Padahal ilmu ini bisa ditanyakan gratis kepada murid kelas 6 sekolah dasar. Mereka akan jelaskan dengan sukacita. Tetapi di Pijar Mahir hal ini dijual Rp 260.000.[3]
Contoh lainnya adalah kursus “Youtube Content Creator” yang ditawarkan pelatihan.kemnaker.go.id. Materi-materi yang diajarkan adalah “Pengantar YouTube Content Creator, membangun Channel dan Membuat Content, mendapat Penghasilan Sebagai YouTube Content Creator.” Hal begini betebaran gratis di internet tetapi pada platform plat merah ini dijual seharga Rp 300.000.[4]
Kursus "Kreasi Konten Digital" yang di platform Kemnaker dihargai Rp 999.000,[5] di Inggris disediakan gratis bagi penerima unemployment benefit di negara tersebut.[6]
Kenyataan ini tidak terhindarkan membangkitkan kesan bahwa program Kartu Prakerja ibarat tindakan menjarah rumah yang sedang terbakar. Dengan alasan pandemi, perusahaan makelar jasa kursus online yang kelak dibangga-banggakan dalam pidato pejabat sebagai perusahaan rintisan sukses meraih untung besar dari APBN.
#5. Pelaksanaan Program Kartu Prakerja tidak tepat skema.
Pelaksanaan Kartu Prakerja punya skema yang dikhawatirkan kontraproduktif.
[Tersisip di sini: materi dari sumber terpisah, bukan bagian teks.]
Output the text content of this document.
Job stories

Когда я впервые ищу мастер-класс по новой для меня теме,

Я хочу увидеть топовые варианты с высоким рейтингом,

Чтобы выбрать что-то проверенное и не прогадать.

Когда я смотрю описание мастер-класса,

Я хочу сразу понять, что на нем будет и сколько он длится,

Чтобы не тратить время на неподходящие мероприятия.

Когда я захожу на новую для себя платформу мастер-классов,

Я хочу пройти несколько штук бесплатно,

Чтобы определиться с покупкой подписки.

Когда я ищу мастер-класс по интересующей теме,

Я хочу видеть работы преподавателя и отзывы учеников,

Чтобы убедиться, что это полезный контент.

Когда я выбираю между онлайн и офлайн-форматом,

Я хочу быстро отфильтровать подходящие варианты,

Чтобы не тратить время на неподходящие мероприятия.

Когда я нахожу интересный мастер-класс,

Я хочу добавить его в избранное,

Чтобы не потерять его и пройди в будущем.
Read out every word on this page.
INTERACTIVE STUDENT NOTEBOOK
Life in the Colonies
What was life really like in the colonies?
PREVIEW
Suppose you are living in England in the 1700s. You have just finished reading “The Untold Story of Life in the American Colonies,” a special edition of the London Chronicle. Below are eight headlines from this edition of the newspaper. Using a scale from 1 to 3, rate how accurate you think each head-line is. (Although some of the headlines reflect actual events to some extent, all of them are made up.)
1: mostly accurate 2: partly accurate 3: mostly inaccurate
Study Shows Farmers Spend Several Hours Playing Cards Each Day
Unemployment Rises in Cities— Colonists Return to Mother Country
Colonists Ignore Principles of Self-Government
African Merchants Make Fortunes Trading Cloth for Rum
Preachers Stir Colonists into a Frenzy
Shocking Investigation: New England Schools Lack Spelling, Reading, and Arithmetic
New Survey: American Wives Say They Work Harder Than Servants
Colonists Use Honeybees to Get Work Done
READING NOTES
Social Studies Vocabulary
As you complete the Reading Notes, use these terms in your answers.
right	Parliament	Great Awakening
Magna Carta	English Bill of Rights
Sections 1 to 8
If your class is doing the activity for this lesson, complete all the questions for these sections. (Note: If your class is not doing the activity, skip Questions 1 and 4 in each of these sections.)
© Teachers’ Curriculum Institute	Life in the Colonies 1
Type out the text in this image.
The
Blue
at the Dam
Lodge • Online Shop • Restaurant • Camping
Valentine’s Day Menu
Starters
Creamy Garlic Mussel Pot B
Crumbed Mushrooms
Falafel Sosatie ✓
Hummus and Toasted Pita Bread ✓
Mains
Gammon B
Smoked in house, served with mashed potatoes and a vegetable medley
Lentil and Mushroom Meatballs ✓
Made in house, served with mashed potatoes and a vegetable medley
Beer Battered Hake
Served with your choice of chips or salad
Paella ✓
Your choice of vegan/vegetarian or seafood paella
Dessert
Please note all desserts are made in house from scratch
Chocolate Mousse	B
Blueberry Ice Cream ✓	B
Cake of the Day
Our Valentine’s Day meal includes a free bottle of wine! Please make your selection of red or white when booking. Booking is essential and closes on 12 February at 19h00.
Sejumlah pihak menduga, banyak penerima yang asal memilih program pelatihan, sekadar sebagai syarat untuk mendapatkan bansos Rp 600.000 per bulan.
Dugaan ini kemudian terbukti oleh kesaksian para penerima. Misalnya pengakuan Ahmad Syahtriono dan Ilham yang diberitakan CNNIndonesia.com dalam artikel “Curhat Kecele Peserta Pelatihan Kartu Prakerja ala Jokowi”.[7]
Kondisi ini diperburuk oleh penunjukkan mitra pengelola platform yang tidak melalui seleksi ketat. Jadinya banyak paket kursus yang tidak sesuai kebutuhan dan kontennya tidak sepantas harga jual.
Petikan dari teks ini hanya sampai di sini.